While it appears simple enough for other death metal bands to release albums that more or less sound exactly like one another, Misery Index opts to dig deeper into the genre, as well as their own sound. There is no loss of the razor sharp rusted edge of their earlier material and the growing complexity of their newer releases. Among all this, Misery Index manage to sound just as pissed off as ever- spouting lyrical blasphemy and choice words about those responsible for possibly bringing the age of man to an end.
The Killing Gods opens with the five-part production, ‘Faust’. After a gut punch and resonating guitar lead the listener in on ‘Urfaust’, Misery Index waste no time with the second track, ‘The Calling’. The band has a revamped lineup, with Darin Morris taking over for Sparky Voyles on guitar. What ever lineup shifts that occurred were quickly ironed out, as ‘The Calling’ is a heavy dose of all things Misery Index.

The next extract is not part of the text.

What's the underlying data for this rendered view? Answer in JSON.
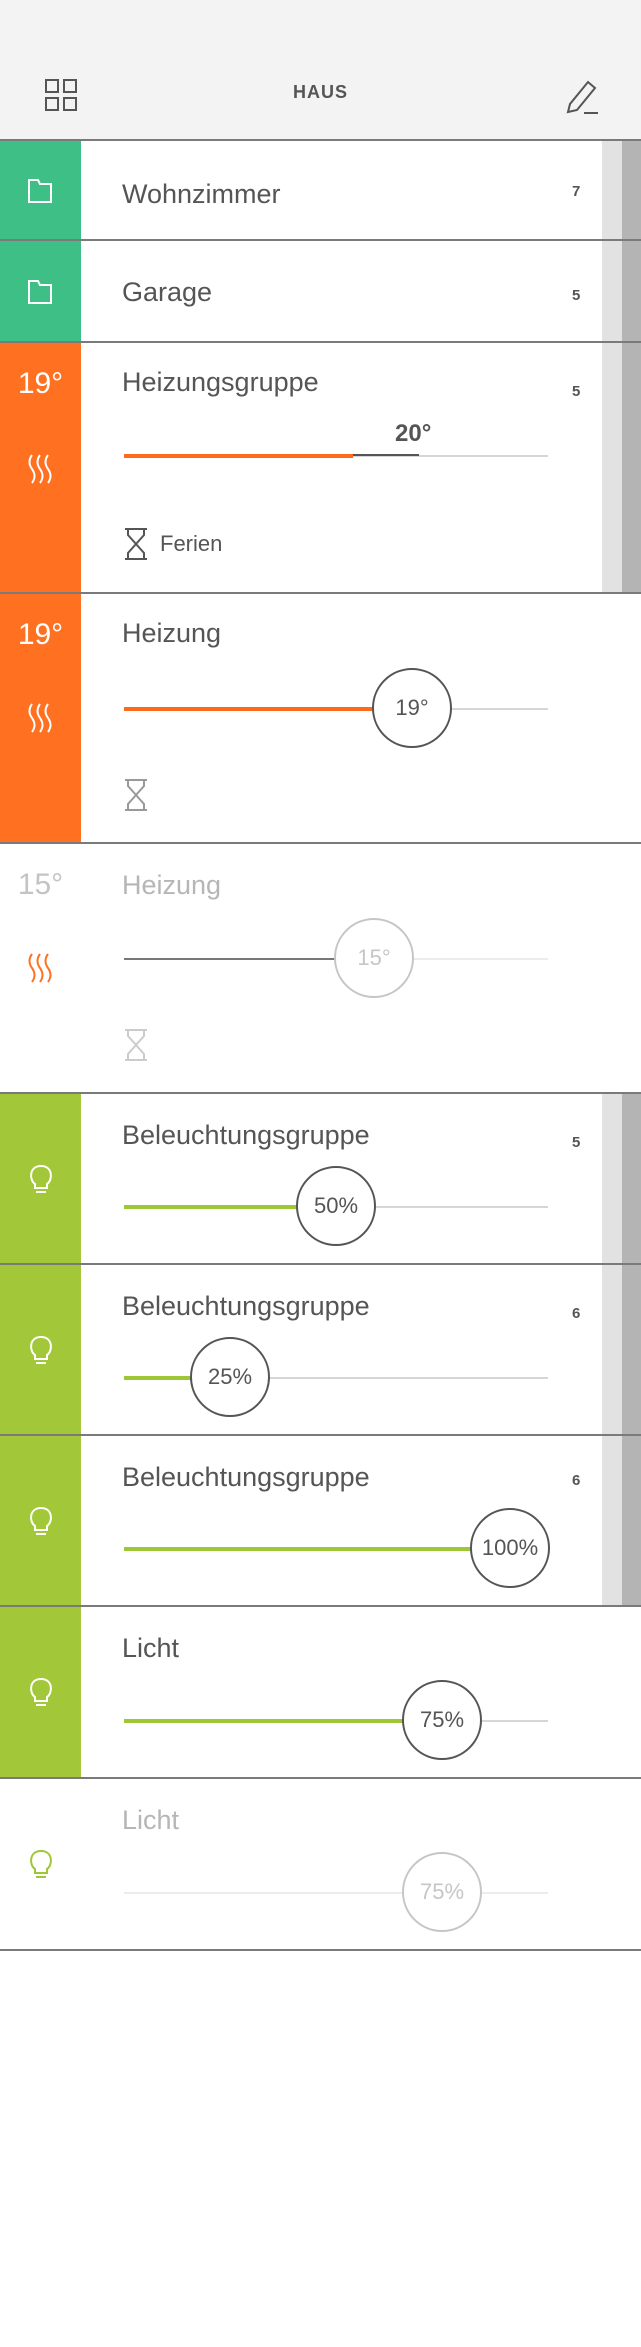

The track effortlessly moves in fits and starts through its brief but heavy three and a half minute length, combining skillful guitar riffage with Adam Jarvis’ diverse, perfectly executed drumming.
After a transitional track and ear shattering transition, ‘Conjuring the Cull’ arrives, and it has “legendary deathgrind track” written all over it. No, really, the song is a thing of filthy, brutal beauty. Misery Index make the idea of verses and choruses in deathgrind work very well, and even manage to fit some catchy vocal progressions into the mix. Everything is on point on ‘Conjuring the Cull’. It is the track you should tell your friends to listen to if they haven’t heard of Misery Index. Just make sure they’re still alive after listening to it.

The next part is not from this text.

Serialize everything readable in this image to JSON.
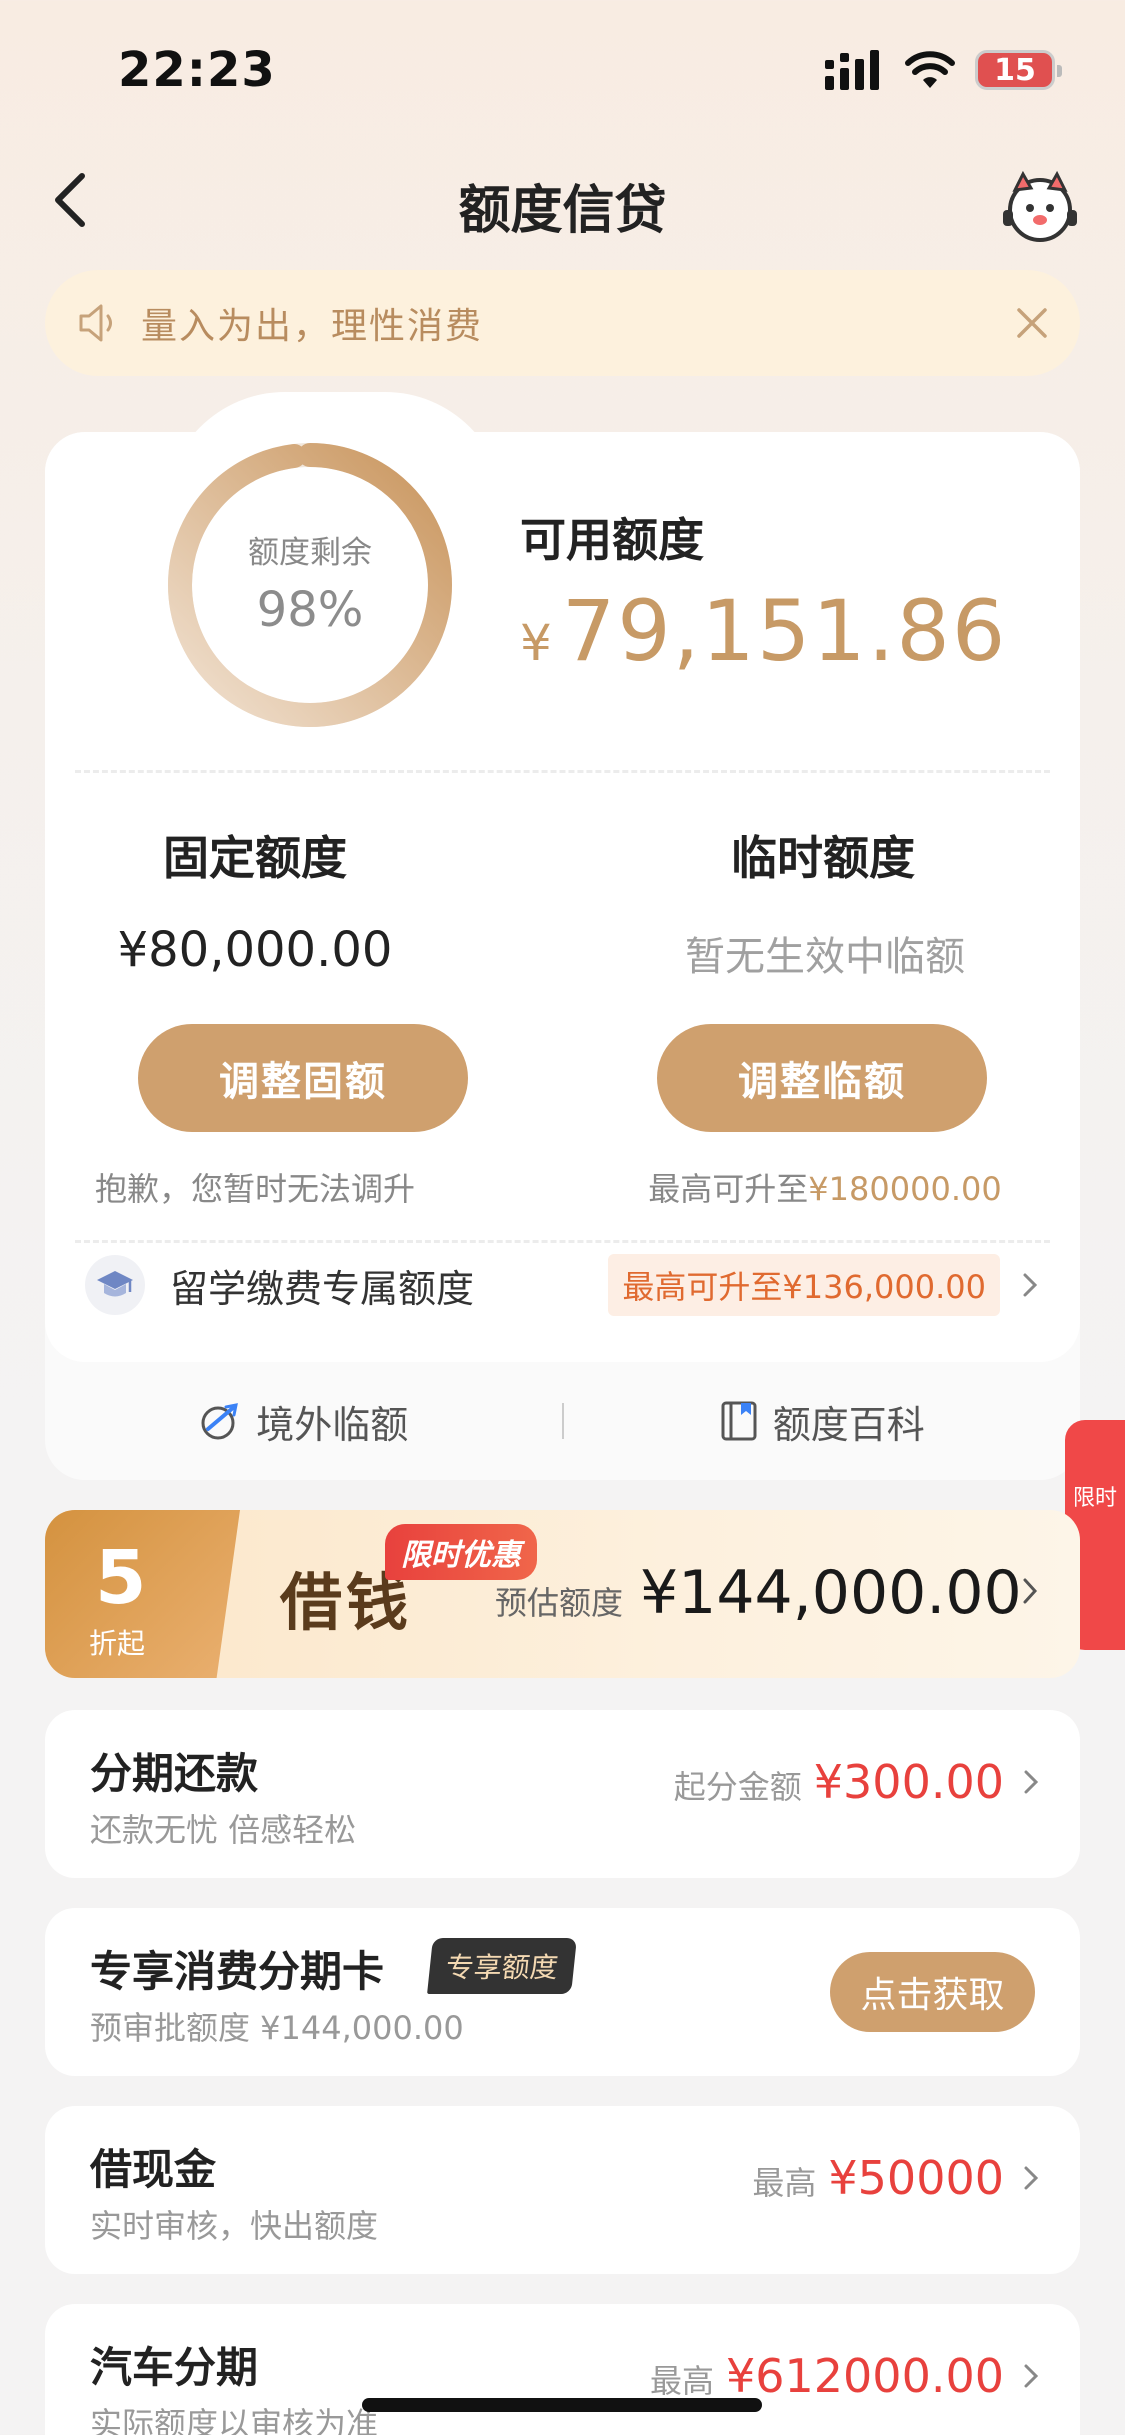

The album’s official tracklist closes with ‘Heretics’. It is a fitting conclusion to The Killing Gods, as it represents Misery Index fully unhinged. There doesn’t appear to have been any concessions made on ‘Heretics’ - the song is some sort of newfangled blend of thrash metal, deathgrind and whatever else Misery Index decided to throw in. There’s a part in a film called Pan’s Labyrinth (2006) where a character smashes another character’s face in with a bottle. ‘Heretics’ sounds like how that must have felt.
2014 is shaping up to the year of death metal. With Behemoth’s leviathan The Satanist and now Misery Index’s The Killing Gods, the music world has, simply put, become more brutal. Misery Index push the edges of the metal genre on The Killing Gods and the dividends are more than rewarding. The album is like a bottle to the face, minus the glass and all that bloody clean up.